Love, Utley (Love Letters #1)

Page 69



FORTY-FOUR

MADDOX

I take a step closer as I watch her fight to keep her features even. “Since seeing you again, I’ve thought about it a lot. And all I keep coming up with is that there’s something I’m not understanding. Something I don’t know.” I want to touch her, but I keep my hands at my sides. “What happened, Little Bunny? What made you run?”

She pushes her hands into the front pockets of her shorts. “I wasn’t running. Maddox…” Hannah presses her lips together. “Do we really need to do this? Can’t we just pretend…?”

“No pretending.” Now that I’m here, there’s no stopping. “Just the truth.”

Hannah nods once. “My mom… Right after, when I got back to my dorm room that morning.” She refers to our night in the library. “I got a call from a nurse. My mom had a stroke.”

“Fuck,” I breathe out.

“She was in the hospital.”

“Jesus, Hannah.”

“I had no choice. I had to come home.”

I think about the way our hands parted when we left the library. And how I spent the day thinking about her, and she spent her day…

“Why didn’t you tell me?” I ask, knowing I have no right to feel any sort of hurt over this. But I still can’t believe she just left.

“I tried.” She repeats the statement from last night.

“I don’t —”

“I put a letter in your mailbox.” She rushes the sentence out.

“You…” I trail off. “What?”

She shrugs like it’s not a big fucking deal.

“A letter?” I try to wrap my head around it.

“No one answered when I rang the doorbell.” She lifts her shoulders again, but it’s a smaller movement this time. More restrained. “So I put it in the mailbox.”

I tried.

What can only be guilt presses in around my lungs. “I never got it.” Saying the words feels like throwing a punch. “I never got your letter, Hannah.”

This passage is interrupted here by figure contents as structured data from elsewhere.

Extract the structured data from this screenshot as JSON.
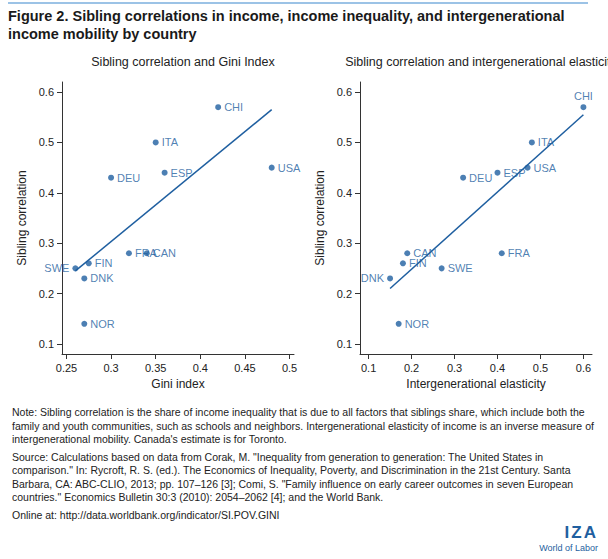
{
  "header": {
    "title": "Figure 2. Sibling correlations in income, income inequality, and intergenerational income mobility by country"
  },
  "chart_data": [
    {
      "type": "scatter",
      "title": "Sibling correlation and Gini Index",
      "x_label": "Gini index",
      "y_label": "Sibling correlation",
      "xlim": [
        0.245,
        0.505
      ],
      "xticks": [
        0.25,
        0.3,
        0.35,
        0.4,
        0.45,
        0.5
      ],
      "ylim": [
        0.08,
        0.62
      ],
      "yticks": [
        0.1,
        0.2,
        0.3,
        0.4,
        0.5,
        0.6
      ],
      "grid": false,
      "color": "#1f5fa0",
      "point_labels": [
        "SWE",
        "FIN",
        "DNK",
        "NOR",
        "DEU",
        "FRA",
        "CAN",
        "ITA",
        "ESP",
        "CHI",
        "USA"
      ],
      "x": [
        0.26,
        0.275,
        0.27,
        0.27,
        0.3,
        0.32,
        0.34,
        0.35,
        0.36,
        0.42,
        0.48
      ],
      "values": [
        0.25,
        0.26,
        0.23,
        0.14,
        0.43,
        0.28,
        0.28,
        0.5,
        0.44,
        0.57,
        0.45
      ],
      "trend": {
        "x": [
          0.26,
          0.48
        ],
        "values": [
          0.245,
          0.565
        ]
      }
    },
    {
      "type": "scatter",
      "title": "Sibling correlation and intergenerational elasticity",
      "x_label": "Intergenerational elasticity",
      "y_label": "Sibling correlation",
      "xlim": [
        0.08,
        0.62
      ],
      "xticks": [
        0.1,
        0.2,
        0.3,
        0.4,
        0.5,
        0.6
      ],
      "ylim": [
        0.08,
        0.62
      ],
      "yticks": [
        0.1,
        0.2,
        0.3,
        0.4,
        0.5,
        0.6
      ],
      "grid": false,
      "color": "#1f5fa0",
      "point_labels": [
        "CHI",
        "ITA",
        "ESP",
        "USA",
        "DEU",
        "CAN",
        "FIN",
        "DNK",
        "SWE",
        "FRA",
        "NOR"
      ],
      "x": [
        0.6,
        0.48,
        0.4,
        0.47,
        0.32,
        0.19,
        0.18,
        0.15,
        0.27,
        0.41,
        0.17
      ],
      "values": [
        0.57,
        0.5,
        0.44,
        0.45,
        0.43,
        0.28,
        0.26,
        0.23,
        0.25,
        0.28,
        0.14
      ],
      "trend": {
        "x": [
          0.15,
          0.6
        ],
        "values": [
          0.21,
          0.555
        ]
      }
    }
  ],
  "footer": {
    "note": "Note: Sibling correlation is the share of income inequality that is due to all factors that siblings share, which include both the family and youth communities, such as schools and neighbors. Intergenerational elasticity of income is an inverse measure of intergenerational mobility. Canada's estimate is for Toronto.",
    "source": "Source: Calculations based on data from Corak, M. \"Inequality from generation to generation: The United States in comparison.\" In: Rycroft, R. S. (ed.). The Economics of Inequality, Poverty, and Discrimination in the 21st Century. Santa Barbara, CA: ABC-CLIO, 2013; pp. 107–126 [3]; Comi, S. \"Family influence on early career outcomes in seven European countries.\" Economics Bulletin 30:3 (2010): 2054–2062 [4]; and the World Bank.",
    "online": "Online at: http://data.worldbank.org/indicator/SI.POV.GINI",
    "logo": [
      "IZA",
      "World of Labor"
    ]
  }
}
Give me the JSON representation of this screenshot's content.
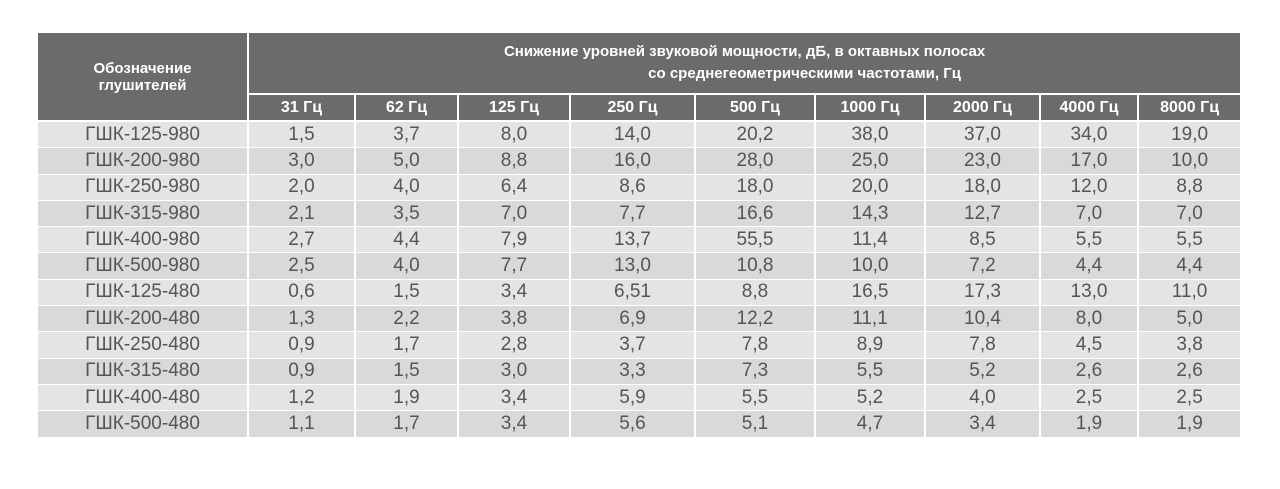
{
  "table": {
    "header": {
      "name_column": "Обозначение глушителей",
      "group_title": [
        "Снижение уровней звуковой мощности, дБ, в октавных полосах",
        "со среднегеометрическими частотами, Гц"
      ]
    },
    "columns": [
      "31 Гц",
      "62 Гц",
      "125 Гц",
      "250 Гц",
      "500 Гц",
      "1000 Гц",
      "2000 Гц",
      "4000 Гц",
      "8000 Гц"
    ],
    "rows": [
      [
        "ГШК-125-980",
        "1,5",
        "3,7",
        "8,0",
        "14,0",
        "20,2",
        "38,0",
        "37,0",
        "34,0",
        "19,0"
      ],
      [
        "ГШК-200-980",
        "3,0",
        "5,0",
        "8,8",
        "16,0",
        "28,0",
        "25,0",
        "23,0",
        "17,0",
        "10,0"
      ],
      [
        "ГШК-250-980",
        "2,0",
        "4,0",
        "6,4",
        "8,6",
        "18,0",
        "20,0",
        "18,0",
        "12,0",
        "8,8"
      ],
      [
        "ГШК-315-980",
        "2,1",
        "3,5",
        "7,0",
        "7,7",
        "16,6",
        "14,3",
        "12,7",
        "7,0",
        "7,0"
      ],
      [
        "ГШК-400-980",
        "2,7",
        "4,4",
        "7,9",
        "13,7",
        "55,5",
        "11,4",
        "8,5",
        "5,5",
        "5,5"
      ],
      [
        "ГШК-500-980",
        "2,5",
        "4,0",
        "7,7",
        "13,0",
        "10,8",
        "10,0",
        "7,2",
        "4,4",
        "4,4"
      ],
      [
        "ГШК-125-480",
        "0,6",
        "1,5",
        "3,4",
        "6,51",
        "8,8",
        "16,5",
        "17,3",
        "13,0",
        "11,0"
      ],
      [
        "ГШК-200-480",
        "1,3",
        "2,2",
        "3,8",
        "6,9",
        "12,2",
        "11,1",
        "10,4",
        "8,0",
        "5,0"
      ],
      [
        "ГШК-250-480",
        "0,9",
        "1,7",
        "2,8",
        "3,7",
        "7,8",
        "8,9",
        "7,8",
        "4,5",
        "3,8"
      ],
      [
        "ГШК-315-480",
        "0,9",
        "1,5",
        "3,0",
        "3,3",
        "7,3",
        "5,5",
        "5,2",
        "2,6",
        "2,6"
      ],
      [
        "ГШК-400-480",
        "1,2",
        "1,9",
        "3,4",
        "5,9",
        "5,5",
        "5,2",
        "4,0",
        "2,5",
        "2,5"
      ],
      [
        "ГШК-500-480",
        "1,1",
        "1,7",
        "3,4",
        "5,6",
        "5,1",
        "4,7",
        "3,4",
        "1,9",
        "1,9"
      ]
    ]
  }
}
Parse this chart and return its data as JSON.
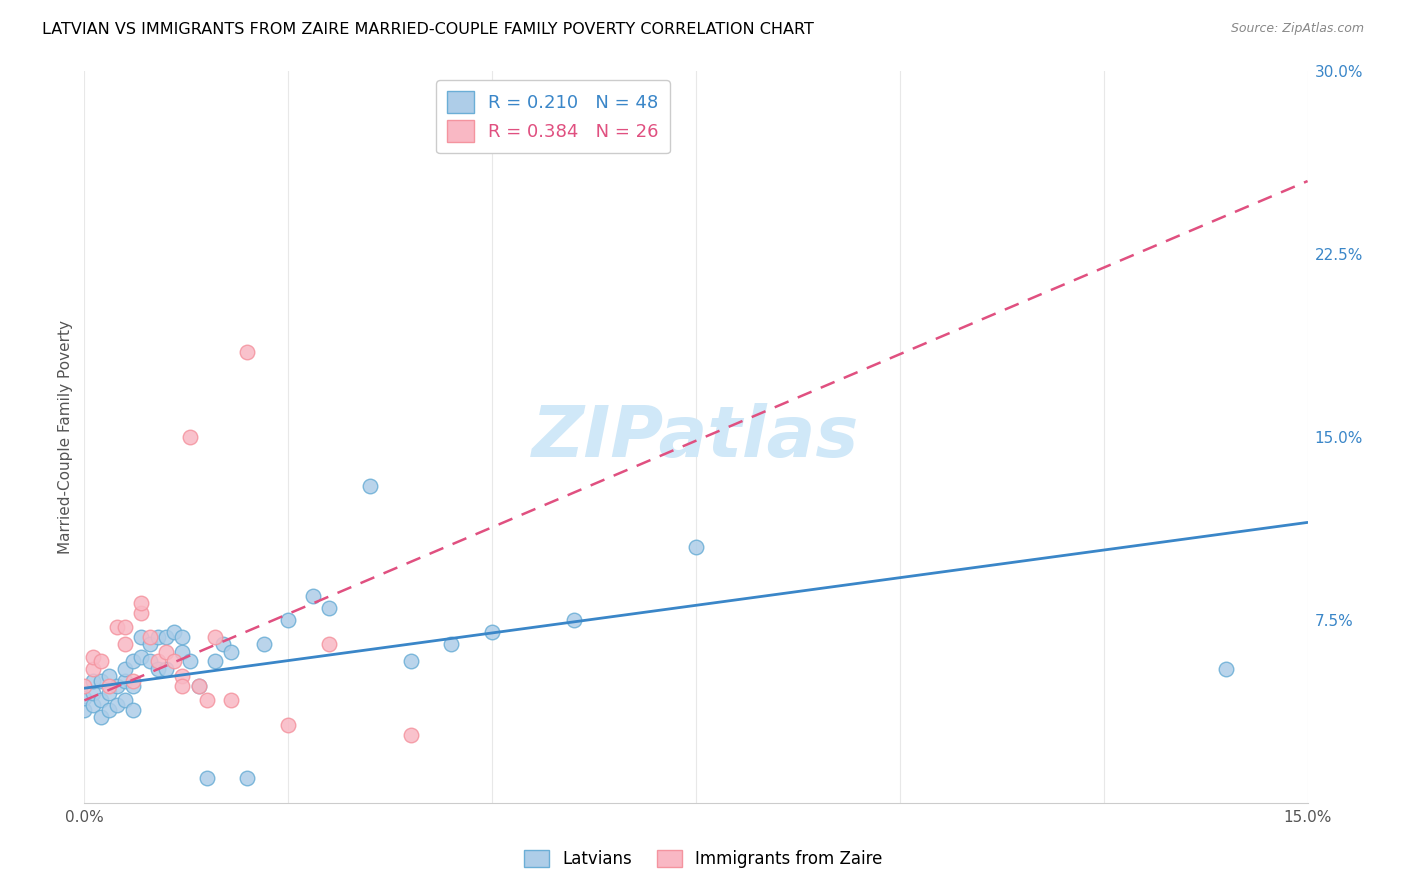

She gives me a weak smile.

She wrote me a fucking letter. The day her mom had a stroke.

“What did the letter say?”

“Maddox—” Her gaze drops away from mine.

“Please,” I cut her off.

“It said what I just told you.” She pulls her hands from her pockets and lifts them before letting them flop back down to their sides. “That my mom was in the hospital and that I had to catch a bus home. And with the shop—” She looks up at me. “We owned Petals, that flower shop from my résumé. Mom practically lived there, running the place. And if she couldn’t work… then I’d have to.”

The timelines all click into place.

Hannah left for school because Ruth ran the shop. But a week later, Ruth couldn’t run it anymore.

“What else did the letter say?” I need to know all of it. Need to know the extent of the damage.